Honourable senators, I rise today to speak on second reading of Bill C-14, An Act to amend the Criminal Code and to make related amendments to other Acts.
Colleagues, while I agree with medical assistance in dying, I do have some reservations about this bill. Some of these concerns may not be entirely new, but I still would like to go on record.
My first reservation stems from the proposed eligibility requirements. It is unclear when death becomes reasonably foreseeable. I understand that medicine is not an exact science and that ambiguity allows health care providers to make these decisions on a case-by-case basis. However, I am concerned that different interpretations may lead to unequal standards of care.
I am surprised that "reasonably foreseeable" was added to the eligibility criteria. As far as I am aware, no other jurisdictions where medical assistance in dying is legal have this requirement.
Dr. Grant of the Federation of Medical Regulatory Authorities of Canada said at the Legal and Constitutional Affairs Committee on May 10 that "if the language remains unchanged, there will be a variety of interpretations of 'reasonably foreseeable'" across the provinces.
Honourable senators, I urge you to request that the Government of Canada provide clearer parameters to the provinces and territories so that health care providers are prepared to handle requests for assisted dying. This step would ensure that Canadians who need end-of-life support have equal access to this treatment and that those involved in this process are given the necessary guidelines and protections.
My second reservation has to do with the exclusion of Canadians who suffer from progressive or chronic illnesses but who are not terminal. Those who are diagnosed with debilitating physical or mental conditions can experience a serious decline in their quality of life although their death is not reasonably foreseeable.
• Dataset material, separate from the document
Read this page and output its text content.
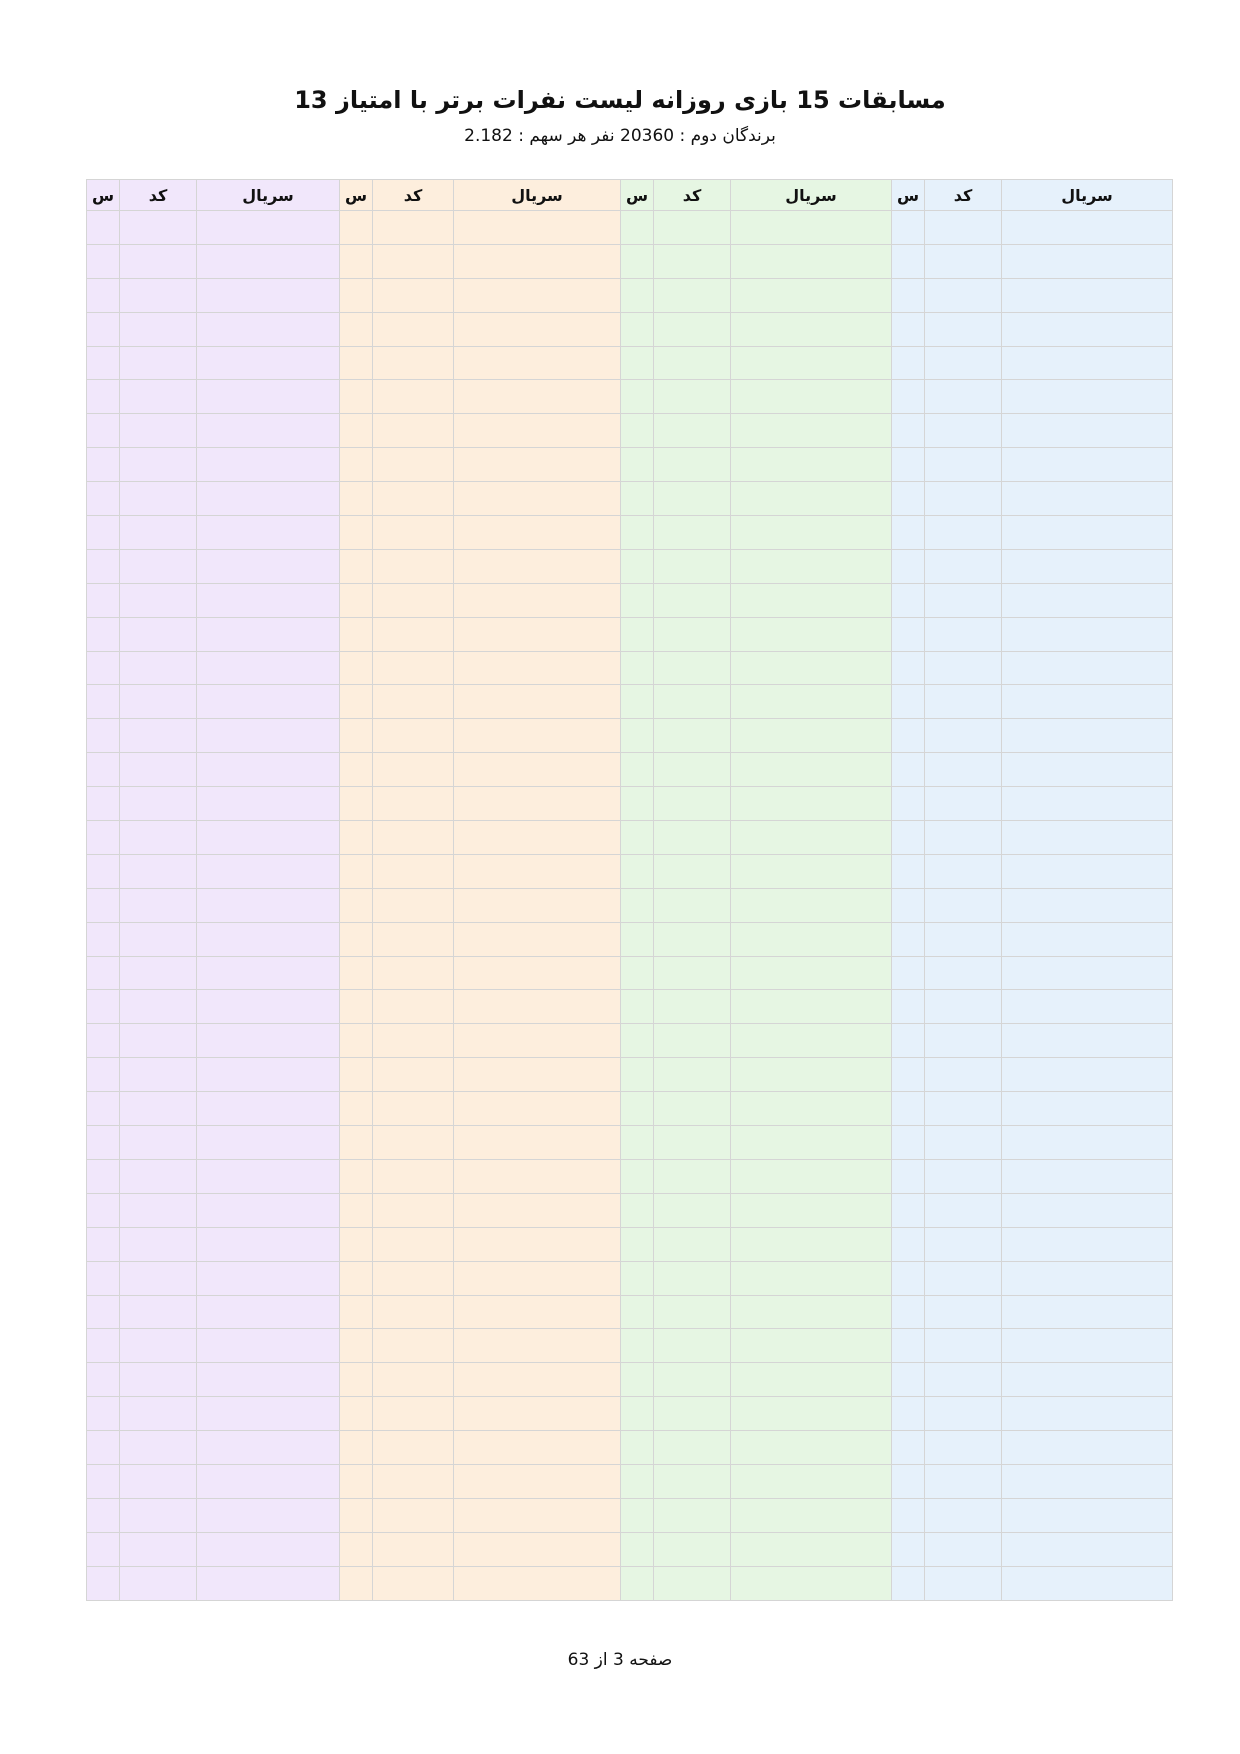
مسابقات 15 بازی روزانه لیست نفرات برتر با امتیاز 13
برندگان دوم : 20360 نفر هر سهم : 2.182
سریال	کد	س	سریال	کد	س	سریال	کد	س	سریال	کد	س

صفحه 3 از 63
Colleagues, I think we should ask ourselves: Who are we to determine what an acceptable quality of life is for another person? One cannot decide what the right choice is for someone else.
For this reason, I want to emphasize the importance of respecting a patient's right to choose. The decision to end one's life is a personal one. We must avoid taking a patronizing approach.
This bill disregards the Carter decision by limiting eligibility to those who are near death. We need amendments to ensure that this legislation respects the constitutional rights guaranteed by the Supreme Court's decision. This is a matter of compassion and justice.
Finally, I am disappointed that Bill C-14 does not provide Canadians with the option to request medical assistance in dying through an advance care directive.
I agree with the recommendation made by the Legal and Constitutional Affairs Committee to enable patients diagnosed with chronic or progressive illnesses that are not terminal, such as Alzheimer's, to have the autonomy to make important medical decisions.
Allow me to get personal for a minute. A close friend of mine suffered from a disease that caused him intolerable pain that couldn't be relieved by palliative therapies. His disease severely impacted his quality of life until he travelled abroad last year to access medical assistance in dying.
I am not sure whether he would have been covered by this bill, but I am thankful that he was able to die peacefully and legally, surrounded by his family.
I am saddened that others have had to endure unimaginable suffering until their natural death or take severe measures to end their own lives. This is not acceptable.
I have heard from Canadians regarding Bill C-14. I understand that it is a sensitive issue, but where we all agree is that this legislation is needed and that we should do our best to improve it.
Honourable senators, we have a unique opportunity to ensure that those wishing to end their lives can do so in a safe and dignified way. Bill C-14 is not perfect, but it's a start.